Woran es liegt, dass die oligoklonalen Banden bei dem einen nachweisbar sind und bei dem anderen nicht, obwohl beide eine MS haben, ist nicht bekannt. Es kann nur vermutet werden, dass es etwas mit dem Kontakt der MS-Herde mit dem Liquorraum zu tun hat. Als Faustregel gilt: Je ausgeprägter der MS-Befund im Kernspintomogramm, desto wahrscheinlicher ist es, dass auch die oligoklonalen Banden gefunden werden. Allerdings kann es auch sein, dass sie bei einem einzigen winzigen Herd positiv sind, wenn dieser direkt an eine Hirnkammer oder an ein Drainagesystem, das zu den Hirnkammern führt, grenzt.
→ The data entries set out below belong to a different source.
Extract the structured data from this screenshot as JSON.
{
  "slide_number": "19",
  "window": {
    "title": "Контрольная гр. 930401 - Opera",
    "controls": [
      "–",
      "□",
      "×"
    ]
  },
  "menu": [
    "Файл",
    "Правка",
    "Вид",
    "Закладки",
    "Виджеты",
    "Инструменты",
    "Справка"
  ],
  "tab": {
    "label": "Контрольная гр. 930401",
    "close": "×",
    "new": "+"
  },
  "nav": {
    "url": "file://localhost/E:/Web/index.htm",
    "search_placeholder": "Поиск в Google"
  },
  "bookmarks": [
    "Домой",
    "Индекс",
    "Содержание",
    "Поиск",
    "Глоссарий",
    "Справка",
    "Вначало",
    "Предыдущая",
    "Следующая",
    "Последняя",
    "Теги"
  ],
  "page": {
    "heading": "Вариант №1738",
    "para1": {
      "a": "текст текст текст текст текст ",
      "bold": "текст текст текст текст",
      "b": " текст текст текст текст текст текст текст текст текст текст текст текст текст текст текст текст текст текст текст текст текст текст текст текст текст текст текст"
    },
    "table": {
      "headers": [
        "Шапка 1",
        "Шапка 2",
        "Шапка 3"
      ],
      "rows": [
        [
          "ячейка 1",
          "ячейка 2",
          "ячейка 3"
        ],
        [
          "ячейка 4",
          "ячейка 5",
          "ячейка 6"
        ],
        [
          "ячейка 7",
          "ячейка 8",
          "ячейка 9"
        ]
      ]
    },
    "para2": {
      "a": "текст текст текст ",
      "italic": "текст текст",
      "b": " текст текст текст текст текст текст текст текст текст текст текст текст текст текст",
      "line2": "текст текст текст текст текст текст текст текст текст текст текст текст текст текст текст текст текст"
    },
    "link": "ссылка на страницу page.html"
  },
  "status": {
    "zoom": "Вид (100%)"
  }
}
Nach meiner Erfahrung würde ich schätzen, dass die oligoklonalen Banden beim ersten Schub einer sich später als sicher erweisenden MS in höchstens 30% der Fälle positiv sind. Sie sind also für die Frühdiagnose wenig geeignet. Darum bin ich auch so zurückhaltend den Liquorpunktionen gegenüber.